Eines der besten Spiele für den C64 findet seinen Weg auf die Virtual Console des Wii. Wir erklären Euch, warum ihr diesen Titel downloaden müsst...
Geschrieben von Boris Piwowarsky, vor 203 Tagen

Die Weltherrschaft an sich zu reissen ist eine Kleinigkeit, wenn man ein genialer Wissenschaftler ist und über ein entsprechendes Arsenal atomarer Massenvernichtungswaffen verfügt. Man informiert rasch die Öffentlichkeit über die damit verbundenen Forderungen und den Beginn eines sechsstündigen Ultimatums, zieht sich in den zentralen Kontrollraum eines gigantischen unterirdischen Labors zurück und wartet. Die Tür zu diesem Raum darf sich natürlich nur mit drei Zugangskarten öffnen lassen, und weil auch sinistre Superhirne schlechte Fernsehserien sehen, ist ihnen bekannt, dass ein schweigsamer Agent bereits auf dem Weg sein muss, um die schönen Pläne zu durchkreuzen. Darum wird auf der Bösewichteschule gelehrt, dass solche Zugangskarten in kleine Teile zu zerbrechen und diese im ganzen Labor zu verteilen sind.
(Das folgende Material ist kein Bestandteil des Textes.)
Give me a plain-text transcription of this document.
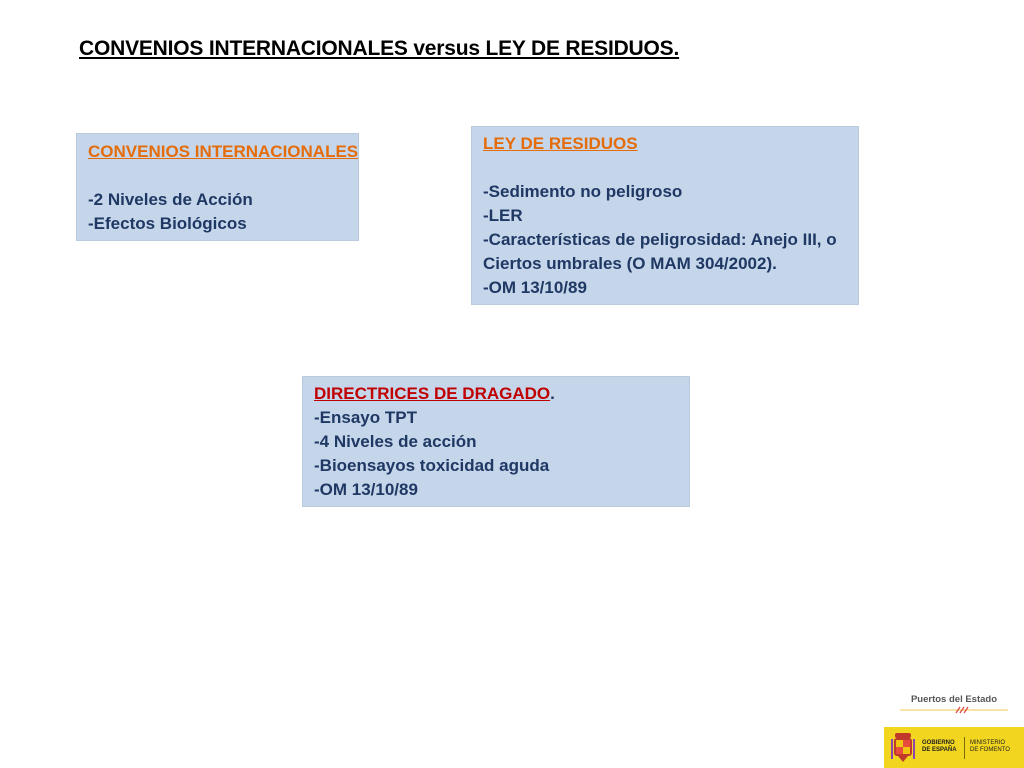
CONVENIOS INTERNACIONALES versus LEY DE RESIDUOS.
CONVENIOS INTERNACIONALES
-2 Niveles de Acción
-Efectos Biológicos
LEY DE RESIDUOS
-Sedimento no peligroso
-LER
-Características de peligrosidad: Anejo III, o
Ciertos umbrales (O MAM 304/2002).
-OM 13/10/89
DIRECTRICES DE DRAGADO.
-Ensayo TPT
-4 Niveles de acción
-Bioensayos toxicidad aguda
-OM 13/10/89
Puertos del Estado
GOBIERNO
DE ESPAÑA
MINISTERIO
DE FOMENTO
Sie einfach mit in die Sicherheit der uneinnehmbaren Festung zu nehmen, gilt unter Schurken von Kaliber als zu profan, nähme es dem anrückenden Agenten doch jede Motivation, aufgescheucht durch jeden Winkel des Labors zu laufen, und damit der bereitstehenden Armee an Killerrobotern die Möglichkeit, ihn effektvoll zu eliminieren.

Impossible Mission von Epyx bedient all die Klischees, die die Agentenserie Mission:Impossible zum Dauerbrenner auf den Mattscheiben der Welt machte. Nicht umsonst wählte man für das Spiel einen Titel, der an das Erfolgsformat erinnert. Die mit einer Lizenz verbundenen Kosten wollte man aber wohl sparen und so ist es nicht Ethan Hunt, der im Spiel gegen den grösstenwahnsinnigen Elvin Atombender antritt, sondern ein namenloser Agent. Ein Verlust ist das nicht, denn der Titel ist auch so ein Meisterwerk früher digitaler Spielekunst.

Das beginnt mit der Sprachausgabe des Spiels, die bei seinem Erscheinen 1984 zu atemlosen Staunen führte. Epyx hatte in Samples der Firma Electronic Speech Systems investiert, die damals Marktführer in Sachen elektronischer Sprache waren und speziell dem SID aus minimalem Datenvolumen verblüffend natürliche Stimmen entlockte. So lief wohl jedem bei der hämischen Begrüssung des wahnsinnigen Elvin Atombender ein kalter Schauer über den Rücken. „Another visitor. Stay a while, stay forever!“ Das romanartige Geschwätz moderner Computerspiele hat im Erinnerungsvermögen der Spieler eine Halbwertszeit von Sekunden, dieser eine Satz jedoch bleibt unvergessen als Initialzündung verbaler Boshaftigkeit in digitalen Welten. Viele Spieler starteten das Spiel immer wieder aufs Neue, nur um sich daran satt zu hören, oder steuerten die Spielfigur wiederholt in einen Abgrund, weil der martialische Todesschrei sie so begeisterte. Großartig.

Dazu verwöhnte das Spiel mit erstaunlich realistischen Animationen. Das Laufen und der Salto der Spielfigur wirkten äusserst lebensecht und geschmeidig. Epyx bediente sich hier augenscheinlich bei den aufwändigen Animationen, die für das im gleichen Jahr erschienene Summer Games erstellt wurden. Die perfekte Steuerung erlaubte pixelgenaue Sprünge und geübte Spieler beherrschten den Schritt in den Abgrund, um dann Sekundenbruchteile vor dem Absturz doch noch abzuspringen und auf den Zehenspitzen auf einer weit entfernten Plattform zu landen. 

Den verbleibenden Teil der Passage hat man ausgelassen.